Aun cuando el planeta se nos escape de las manos, siempre será posible sanarlo y mejorarlo en el propio “metro cuadrado”, es decir, en ese reducido lugar del que nos ocupamos, el jardín, la distinción entre basuras o el tipo de envases que usamos.
A estas alturas la comunidad científica internacional está de acuerdo con que la catástrofe medioambiental inminente es el gran tema. Pregúntesele también a los brasileros anegados de Rio Grande do Sul o a los habitantes de Nueva Delhi que han debido soportar más de cincuenta grados de calor.
¿Qué hacer? ¿A quién corresponde hacerlo? Ayudará combinar ciencia + sabiduría; y, en lo inmediato: técnica + conversión. La ciencia y la técnica son instrumentos indispensables para revertir el curso a la catástrofe. La sabiduría, por su parte, exige una conversión del corazón, un giro en la mirada o un nuevo modo de experimentarse en el mundo indispensable para modificar el rumbo, una transformación subjetiva que integre el sentir de la Madre Tierra.

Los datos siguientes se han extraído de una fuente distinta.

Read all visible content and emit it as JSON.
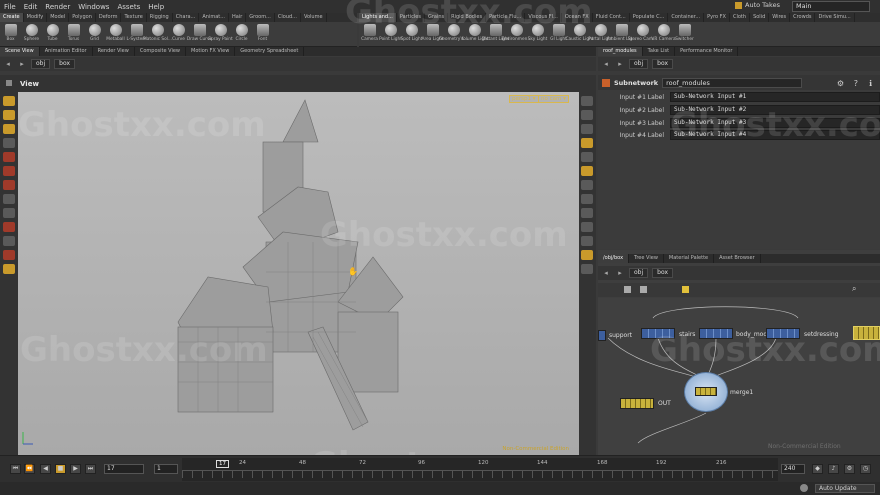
{
  "menu": [
    "File",
    "Edit",
    "Render",
    "Windows",
    "Assets",
    "Help"
  ],
  "auto_takes": "Auto Takes",
  "desktop": "Main",
  "shelf_left": {
    "tabs": [
      "Create",
      "Modify",
      "Model",
      "Polygon",
      "Deform",
      "Texture",
      "Rigging",
      "Chara...",
      "Animat...",
      "Hair",
      "Groom...",
      "Cloud...",
      "Volume"
    ],
    "tools": [
      "Box",
      "Sphere",
      "Tube",
      "Torus",
      "Grid",
      "Metaball",
      "L-System",
      "Platonic Sol...",
      "Curve",
      "Draw Curve",
      "Spray Paint",
      "Circle",
      "Font"
    ]
  },
  "shelf_right": {
    "tabs": [
      "Lights and...",
      "Particles",
      "Grains",
      "Rigid Bodies",
      "Particle Flu...",
      "Viscous Fl...",
      "Ocean FX",
      "Fluid Cont...",
      "Populate C...",
      "Container...",
      "Pyro FX",
      "Cloth",
      "Solid",
      "Wires",
      "Crowds",
      "Drive Simu..."
    ],
    "tools": [
      "Camera",
      "Point Light",
      "Spot Light",
      "Area Light",
      "Geometry L...",
      "Volume Light",
      "Distant Light",
      "Environmen...",
      "Sky Light",
      "GI Light",
      "Caustic Light",
      "Portal Light",
      "Ambient Lig...",
      "Stereo Cam...",
      "VR Camera",
      "Switcher"
    ]
  },
  "pane_tabs_left": [
    "Scene View",
    "Animation Editor",
    "Render View",
    "Composite View",
    "Motion FX View",
    "Geometry Spreadsheet"
  ],
  "pane_tabs_params": [
    "roof_modules",
    "Take List",
    "Performance Monitor"
  ],
  "pane_tabs_network": [
    "/obj/box",
    "Tree View",
    "Material Palette",
    "Asset Browser"
  ],
  "path": {
    "obj": "obj",
    "node": "box"
  },
  "view": {
    "title": "View",
    "persp": "persp1 ▾",
    "cam": "no cam ▾",
    "nce": "Non-Commercial Edition"
  },
  "params": {
    "type": "Subnetwork",
    "name": "roof_modules",
    "rows": [
      {
        "label": "Input #1 Label",
        "value": "Sub-Network Input #1"
      },
      {
        "label": "Input #2 Label",
        "value": "Sub-Network Input #2"
      },
      {
        "label": "Input #3 Label",
        "value": "Sub-Network Input #3"
      },
      {
        "label": "Input #4 Label",
        "value": "Sub-Network Input #4"
      }
    ]
  },
  "network": {
    "nodes": [
      "support",
      "stairs",
      "body_mod",
      "setdressing",
      "merge1",
      "OUT"
    ],
    "nce": "Non-Commercial Edition"
  },
  "timeline": {
    "current_frame": "17",
    "start_frame": "1",
    "end_frame": "240",
    "ticks": [
      "24",
      "48",
      "72",
      "96",
      "120",
      "144",
      "168",
      "192",
      "216"
    ],
    "marker": "17",
    "marker_end": "240"
  },
  "status": {
    "auto_update": "Auto Update"
  },
  "watermark": "Ghostxx.com",
  "colors": {
    "accent": "#c99a2b",
    "node_blue": "#3d5f9e",
    "node_yellow": "#c8b23c"
  }
}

Son dos saberes diferentes que debe conjugárselos para forjar otra civilización o, al menos, en el campo doméstico, estilos de vida más humanos. Es inimaginable pretender salir de la debacle en marcha sin la ciencia y la técnica. Pero, aun en el caso que a la larga el planeta se nos escape de las manos, siempre será posible sanarlo y mejorarlo en el propio “metro cuadrado”, es decir, en ese reducido lugar del que nos ocupamos, el jardín, la distinción entre basuras o el tipo de envases que usamos.
Hemos llegado a esta situación —opinión no solo mía— por haber confiado ciegamente en que la mera ciencia/técnica podían, por sí solas, ofrecer a la humanidad el sentido de la vida. La articulación entre este tipo de conocimiento y las sabidurías humanistas, filosóficas y teológicas que no se ha dado hasta ahora, debiera intentarse en adelante para frenar urgentemente el calentamiento global.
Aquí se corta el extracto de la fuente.